The update is one with possible (but not readily exploitable) security implications. There is a potential null pointer dereference in Deadwood’s underlying string library that the four-line patch assures never happens. As far as I know, there is no way to exploit this issue in Deadwood 2.3 (the bug only popped up when stressing the string library more in the recursive code in Deadwood 2.9), but it is prudent to update the older tiny branch of Deadwood.
Most of the work making this release was updating the tests to work with CentOS 5.5. CentOS 5.4 → 5.5 was supposed to be a bugfix-only update, but, not only did they update Valgrind to a newer version with different output, they also broke select(). The SQA tests have been updated to pass in CentOS 5.5.

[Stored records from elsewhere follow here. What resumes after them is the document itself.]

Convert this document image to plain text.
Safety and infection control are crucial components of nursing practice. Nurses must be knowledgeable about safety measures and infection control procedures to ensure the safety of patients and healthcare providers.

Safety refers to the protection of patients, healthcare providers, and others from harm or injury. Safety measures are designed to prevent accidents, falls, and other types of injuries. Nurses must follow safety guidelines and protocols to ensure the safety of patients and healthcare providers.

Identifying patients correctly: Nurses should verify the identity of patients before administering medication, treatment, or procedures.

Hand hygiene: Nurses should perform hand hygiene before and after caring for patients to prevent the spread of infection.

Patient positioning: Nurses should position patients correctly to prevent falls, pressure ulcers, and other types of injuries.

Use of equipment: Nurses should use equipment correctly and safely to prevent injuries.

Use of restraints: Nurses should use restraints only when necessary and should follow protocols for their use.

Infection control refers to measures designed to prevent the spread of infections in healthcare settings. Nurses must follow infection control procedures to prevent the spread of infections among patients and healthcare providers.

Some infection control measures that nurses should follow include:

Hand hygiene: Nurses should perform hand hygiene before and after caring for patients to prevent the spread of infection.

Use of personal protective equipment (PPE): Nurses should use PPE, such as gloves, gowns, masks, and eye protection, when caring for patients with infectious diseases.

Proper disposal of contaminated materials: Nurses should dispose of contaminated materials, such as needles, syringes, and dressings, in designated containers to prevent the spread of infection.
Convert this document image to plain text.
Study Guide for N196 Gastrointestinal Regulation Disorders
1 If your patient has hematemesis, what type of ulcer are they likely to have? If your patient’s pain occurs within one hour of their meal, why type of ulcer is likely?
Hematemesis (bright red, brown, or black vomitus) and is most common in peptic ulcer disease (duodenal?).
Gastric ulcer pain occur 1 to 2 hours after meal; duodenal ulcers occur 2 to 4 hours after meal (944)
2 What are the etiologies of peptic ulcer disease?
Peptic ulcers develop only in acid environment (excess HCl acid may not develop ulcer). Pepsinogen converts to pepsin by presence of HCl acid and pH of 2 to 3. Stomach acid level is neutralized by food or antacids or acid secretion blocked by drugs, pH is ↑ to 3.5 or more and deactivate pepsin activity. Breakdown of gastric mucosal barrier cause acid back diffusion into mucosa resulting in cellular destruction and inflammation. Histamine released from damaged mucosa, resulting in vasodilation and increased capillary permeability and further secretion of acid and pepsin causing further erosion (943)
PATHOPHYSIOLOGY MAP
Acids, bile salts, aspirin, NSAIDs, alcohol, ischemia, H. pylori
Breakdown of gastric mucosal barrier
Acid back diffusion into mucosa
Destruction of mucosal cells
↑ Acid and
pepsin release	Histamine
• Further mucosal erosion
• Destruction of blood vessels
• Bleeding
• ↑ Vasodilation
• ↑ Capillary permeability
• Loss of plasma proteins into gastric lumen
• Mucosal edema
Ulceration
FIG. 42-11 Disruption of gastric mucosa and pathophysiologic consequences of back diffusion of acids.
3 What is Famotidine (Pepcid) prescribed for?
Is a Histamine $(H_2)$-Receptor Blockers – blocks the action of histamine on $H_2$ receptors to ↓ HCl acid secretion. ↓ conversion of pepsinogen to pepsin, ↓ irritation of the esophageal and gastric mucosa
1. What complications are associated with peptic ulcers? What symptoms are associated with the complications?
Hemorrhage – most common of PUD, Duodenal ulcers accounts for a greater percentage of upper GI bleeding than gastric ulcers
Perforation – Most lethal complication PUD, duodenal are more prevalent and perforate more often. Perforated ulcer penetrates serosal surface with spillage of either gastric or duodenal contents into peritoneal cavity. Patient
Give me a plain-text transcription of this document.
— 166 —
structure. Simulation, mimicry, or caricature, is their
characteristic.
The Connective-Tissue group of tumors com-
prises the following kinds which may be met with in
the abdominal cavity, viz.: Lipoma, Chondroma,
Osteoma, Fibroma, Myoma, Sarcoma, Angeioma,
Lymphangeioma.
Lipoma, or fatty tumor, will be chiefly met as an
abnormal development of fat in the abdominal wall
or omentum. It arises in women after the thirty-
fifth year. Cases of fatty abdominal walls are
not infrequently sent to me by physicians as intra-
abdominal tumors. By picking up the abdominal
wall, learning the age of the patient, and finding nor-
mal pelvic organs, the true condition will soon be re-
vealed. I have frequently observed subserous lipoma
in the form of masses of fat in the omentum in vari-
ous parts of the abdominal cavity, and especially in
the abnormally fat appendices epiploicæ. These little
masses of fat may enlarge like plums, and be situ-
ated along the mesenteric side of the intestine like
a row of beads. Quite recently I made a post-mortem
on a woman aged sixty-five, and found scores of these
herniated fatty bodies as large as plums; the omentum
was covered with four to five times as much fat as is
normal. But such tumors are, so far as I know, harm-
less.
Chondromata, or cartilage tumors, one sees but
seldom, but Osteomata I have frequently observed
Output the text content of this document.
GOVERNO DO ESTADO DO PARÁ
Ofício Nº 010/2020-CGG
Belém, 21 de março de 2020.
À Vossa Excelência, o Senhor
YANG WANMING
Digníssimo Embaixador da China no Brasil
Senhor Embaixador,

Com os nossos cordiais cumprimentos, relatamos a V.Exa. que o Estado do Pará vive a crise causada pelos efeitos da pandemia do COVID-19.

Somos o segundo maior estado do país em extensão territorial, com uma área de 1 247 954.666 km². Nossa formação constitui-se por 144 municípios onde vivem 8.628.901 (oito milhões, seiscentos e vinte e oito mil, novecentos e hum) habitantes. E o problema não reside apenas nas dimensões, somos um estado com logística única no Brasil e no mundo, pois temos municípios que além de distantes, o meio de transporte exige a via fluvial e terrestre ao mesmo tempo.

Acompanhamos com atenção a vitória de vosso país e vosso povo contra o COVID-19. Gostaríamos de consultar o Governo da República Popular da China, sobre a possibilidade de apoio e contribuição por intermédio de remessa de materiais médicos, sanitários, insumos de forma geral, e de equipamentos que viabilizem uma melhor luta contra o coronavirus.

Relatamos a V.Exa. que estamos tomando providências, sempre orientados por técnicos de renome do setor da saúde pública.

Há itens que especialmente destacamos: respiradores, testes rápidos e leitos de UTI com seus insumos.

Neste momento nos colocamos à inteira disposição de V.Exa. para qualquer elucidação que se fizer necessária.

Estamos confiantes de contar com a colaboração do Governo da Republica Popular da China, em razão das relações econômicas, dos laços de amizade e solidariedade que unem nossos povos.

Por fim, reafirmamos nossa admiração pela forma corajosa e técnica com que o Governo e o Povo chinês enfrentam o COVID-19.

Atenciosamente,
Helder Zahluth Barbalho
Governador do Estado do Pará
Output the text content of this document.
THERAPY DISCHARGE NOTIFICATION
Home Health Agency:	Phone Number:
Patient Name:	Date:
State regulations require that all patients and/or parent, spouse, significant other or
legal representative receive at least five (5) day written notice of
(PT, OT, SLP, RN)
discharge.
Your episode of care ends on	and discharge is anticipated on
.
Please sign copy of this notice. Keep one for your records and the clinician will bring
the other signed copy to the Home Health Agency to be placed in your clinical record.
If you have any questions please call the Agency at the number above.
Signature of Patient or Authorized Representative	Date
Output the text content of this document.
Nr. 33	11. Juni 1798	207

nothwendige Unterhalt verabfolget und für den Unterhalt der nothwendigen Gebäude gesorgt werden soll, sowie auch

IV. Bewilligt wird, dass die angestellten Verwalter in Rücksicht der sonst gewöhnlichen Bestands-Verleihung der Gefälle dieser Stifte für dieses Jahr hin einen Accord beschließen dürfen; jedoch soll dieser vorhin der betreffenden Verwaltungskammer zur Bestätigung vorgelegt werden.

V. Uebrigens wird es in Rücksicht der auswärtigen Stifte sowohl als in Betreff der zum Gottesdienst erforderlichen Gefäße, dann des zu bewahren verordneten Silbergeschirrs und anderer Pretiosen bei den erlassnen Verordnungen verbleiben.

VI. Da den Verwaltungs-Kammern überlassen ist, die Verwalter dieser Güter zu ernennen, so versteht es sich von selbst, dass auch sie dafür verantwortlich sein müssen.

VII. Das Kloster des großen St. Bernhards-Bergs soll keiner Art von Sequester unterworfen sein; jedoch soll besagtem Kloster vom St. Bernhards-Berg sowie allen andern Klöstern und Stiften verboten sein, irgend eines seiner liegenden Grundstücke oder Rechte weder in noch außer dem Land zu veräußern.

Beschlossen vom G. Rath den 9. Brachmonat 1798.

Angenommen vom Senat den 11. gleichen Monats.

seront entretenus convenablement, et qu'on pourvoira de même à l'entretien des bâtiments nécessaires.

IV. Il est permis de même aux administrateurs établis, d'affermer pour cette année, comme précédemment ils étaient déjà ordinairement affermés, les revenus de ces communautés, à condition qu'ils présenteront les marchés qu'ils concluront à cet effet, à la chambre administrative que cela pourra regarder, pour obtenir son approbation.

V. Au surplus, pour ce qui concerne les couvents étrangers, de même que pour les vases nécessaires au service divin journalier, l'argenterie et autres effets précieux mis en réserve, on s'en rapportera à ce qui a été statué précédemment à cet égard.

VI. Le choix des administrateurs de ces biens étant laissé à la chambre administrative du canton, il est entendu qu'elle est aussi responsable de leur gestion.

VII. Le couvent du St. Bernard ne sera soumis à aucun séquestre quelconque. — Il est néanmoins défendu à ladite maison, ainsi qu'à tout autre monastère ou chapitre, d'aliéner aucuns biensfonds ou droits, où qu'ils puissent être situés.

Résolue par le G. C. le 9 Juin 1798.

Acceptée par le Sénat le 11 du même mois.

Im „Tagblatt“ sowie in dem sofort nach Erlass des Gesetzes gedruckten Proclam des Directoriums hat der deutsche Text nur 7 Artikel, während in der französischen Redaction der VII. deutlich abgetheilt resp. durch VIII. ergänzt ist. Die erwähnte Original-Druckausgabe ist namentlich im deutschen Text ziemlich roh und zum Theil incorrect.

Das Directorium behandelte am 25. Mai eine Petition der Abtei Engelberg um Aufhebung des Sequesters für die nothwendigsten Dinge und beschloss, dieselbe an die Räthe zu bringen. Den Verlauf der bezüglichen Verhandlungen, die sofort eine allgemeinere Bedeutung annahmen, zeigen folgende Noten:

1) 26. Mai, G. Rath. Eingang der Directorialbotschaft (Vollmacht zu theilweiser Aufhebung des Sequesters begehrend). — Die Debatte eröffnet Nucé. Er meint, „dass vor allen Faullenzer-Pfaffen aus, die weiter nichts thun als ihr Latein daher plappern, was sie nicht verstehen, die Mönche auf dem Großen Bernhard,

The main advantage of the tiny branch of Deadwood is that its binary is only about 32 kilobytes in size, as opposed to Deadwood 2.9’s 64 kilobyte binary. There may be certain tiny embedded systems where this matters. Another advantage is that it can be optionally compiled without caching, making it act as a DNS load balancer. The main disadvantage is that it is a non-recursive cache; it needs another recursive server (like Deadwood 2.9) to do the “heavy lifting” of recursively solving DNS queries.
It can be looked at here:
http://maradns.org/deadwood/tiny
Since this is a maintenance update to an older branch of Deadwood, I have not made Windows binaries. Windows users: Please compile it yourself or, better yet, just use Deadwood 2.9 instead. Really, I can’t think of a machine out there that can run Windows XP (Deadwood won’t run on 95/98/Me because it is a service) where it matters whether the DNS server is 32 or 64 kilobytes in size. The 90s are, like, so over.